Effect of MDMA-assisted therapy on Mood and Anxiety symptoms in patients with advanced-stage Cancer Study

This study will seek to answer the question of whether MDMA-assisted therapy is a safe and potentially translatable therapy for treatment of depression and anxiety in the Palliative care population. This patient population is vulnerable to depression and anxiety, arguably the two most difficult to treat medical conditions with the greatest impact on quality of life and quality of death. Pain, nausea, fatigue, cachexia are all physical symptoms intricately linked to and exacerbated by pathological mental states. Current treatment paradigms are inadequate, due in part to the lack of access for patients to psychotherapeutic resources, and a degree of therapeutic nihlism on the part of clinicians as a result. By providing a new treatment that potentially accelerates the psychotherapeutic process, we would be providing a transformative and potentially more accessible approach to relieving the mental suffering of patients facing their mortality.

The KETDEP study was a neuroimaging study on ketamine as a potential rapid acting therapy for depression. Ketamine is a commonly used anaesthetic in pain management and surgery. However, the last 14+ years have seen a massive surge in interest from researchers, psychiatrists and patients in the potential for ketamine to alleviate depression. Not only does ketamine consistently produce rapid (less than 24 hour) reduction in symptoms, but it also sustains this for up to a week after just a single dose. Ketamine also alleviates depression in 70% of patients that currently available therapies have not helped. The KETDEP study showed that 70% of participants that had not responded to 2 or more other therapies experienced at least a 50% reduction in their depression symptoms. Using electroencephalography or EEG, the KETDEP study was the first in the world to show that an important plasticity mechanism in the brain called ‘long-term potentiation’ was increased just 3 hours after one dose, at the same time that the antidepressant effects also became significant. We were also able to show that short-term plasticity is also increased, and that this mechanism called ‘predictive coding’ is important for processing surprising or unexpected sensory information.

One of the most interesting things about ketamine is that it does not work in the brain the way classical antidepressants do, which means it is not yet clear what about ketamine makes it work as an antidepressant. The current study helps us to understand one of the mechanisms that makes ketamine such a powerful and fast acting antidepressant.

In this study, we will conduct a randomised controlled trial
of repeated microdoses of LSD under schedules similar to those suggested in the grey literature. 40
healthy volunteers will be randomised to first receive repeated doses of either inactive placebo or LSD
(10 μg oral) under double-blind conditions in a crossover design. A variety of physiological and
psychological measures will be recorded at baseline and after completion of each of two six-week dosing
regimens. Measures will include a validated personality scale, tests of creativity and attention, basic
physiological measures (heart rate, blood pressure), sleep and activity tracking, and participant self-
reports. Electroencephalography and magnetic resonance imaging will be used to directly measure brain
function and structure in each participant before and after treatment. Our results will thus enable a
rigorous evaluation of the purported benefits of psychedelic microdosing and will be relevant to the
question of whether microdosing may be a viable alternative treatment regimen for depression or
addiction, where full psychedelic doses are currently being investigated in clinical trials.

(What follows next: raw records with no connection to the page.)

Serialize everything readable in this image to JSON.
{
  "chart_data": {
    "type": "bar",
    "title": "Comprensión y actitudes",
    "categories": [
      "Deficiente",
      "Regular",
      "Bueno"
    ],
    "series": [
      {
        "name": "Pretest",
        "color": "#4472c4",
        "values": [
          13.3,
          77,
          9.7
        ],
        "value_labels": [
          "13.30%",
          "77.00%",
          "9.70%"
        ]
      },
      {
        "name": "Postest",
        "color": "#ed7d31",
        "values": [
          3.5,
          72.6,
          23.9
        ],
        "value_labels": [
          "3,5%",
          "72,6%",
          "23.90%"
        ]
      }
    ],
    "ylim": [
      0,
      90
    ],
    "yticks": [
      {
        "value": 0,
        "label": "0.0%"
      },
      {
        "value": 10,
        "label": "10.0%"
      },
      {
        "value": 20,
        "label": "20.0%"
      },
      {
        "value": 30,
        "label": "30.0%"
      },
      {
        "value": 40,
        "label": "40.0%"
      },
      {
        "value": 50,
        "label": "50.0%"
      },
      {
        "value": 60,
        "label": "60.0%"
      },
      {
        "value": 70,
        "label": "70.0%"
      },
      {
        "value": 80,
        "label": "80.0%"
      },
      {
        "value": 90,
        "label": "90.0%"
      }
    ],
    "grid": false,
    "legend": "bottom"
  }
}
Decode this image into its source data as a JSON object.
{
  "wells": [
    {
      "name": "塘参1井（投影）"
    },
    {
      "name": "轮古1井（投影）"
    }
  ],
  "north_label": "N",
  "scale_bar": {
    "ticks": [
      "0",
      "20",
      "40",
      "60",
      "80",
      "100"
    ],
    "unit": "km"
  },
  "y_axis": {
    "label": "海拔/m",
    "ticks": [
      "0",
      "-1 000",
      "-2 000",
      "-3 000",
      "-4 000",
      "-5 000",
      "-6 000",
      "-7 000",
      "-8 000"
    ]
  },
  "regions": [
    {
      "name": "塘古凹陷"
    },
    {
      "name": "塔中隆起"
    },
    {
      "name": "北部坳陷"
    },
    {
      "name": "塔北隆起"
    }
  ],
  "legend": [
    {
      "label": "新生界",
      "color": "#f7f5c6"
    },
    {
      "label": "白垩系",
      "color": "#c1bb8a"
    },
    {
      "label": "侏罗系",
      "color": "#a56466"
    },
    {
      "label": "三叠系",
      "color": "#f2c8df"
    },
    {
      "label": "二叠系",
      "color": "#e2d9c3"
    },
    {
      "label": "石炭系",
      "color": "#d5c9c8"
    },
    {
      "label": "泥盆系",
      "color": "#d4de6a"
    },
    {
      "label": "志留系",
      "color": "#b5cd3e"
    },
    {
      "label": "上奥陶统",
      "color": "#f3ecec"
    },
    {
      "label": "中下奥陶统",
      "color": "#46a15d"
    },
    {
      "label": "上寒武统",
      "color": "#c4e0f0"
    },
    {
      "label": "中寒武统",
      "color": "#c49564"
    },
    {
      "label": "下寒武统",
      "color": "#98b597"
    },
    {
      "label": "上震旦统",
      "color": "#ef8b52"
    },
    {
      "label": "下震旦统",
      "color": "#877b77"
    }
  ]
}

Advanced-stage cancer patients often experience high levels of anxiety and depression, however, psychological intervention in this context can be challenging. A recent renaissance of research investigating the therapeutic potential of psychedelic compounds to alleviate symptoms of psychological distress is promising. However, administration of psychedelic treatment that induces a hallucinogenic experience potentially poses many barriers to vulnerable and time-poor advanced cancer patients. A promising, although as yet unstudied, option lies in the possibility of combining psychological therapy alongside low (micro) dosing of psychedelics – at a dose that promotes openness and cognitive flexibility but does not overtly alter perception. Given the likely (mis)perceptions and attitudes related to psychedelics, before a proof-of-concept clinical trial is developed, formative evaluation of the overall concept is required. This work takes a two-stage mixed methods approach: Stage 1 involves a qualitative investigation of the attitudes and (mis)perceptions of end users and key stakeholders, and Stage 2 utilises a cross-sectional survey with advanced cancer patients to gauge levels of preliminary interest in regard to the concept of psychedelic microdosing- assisted psychological therapy.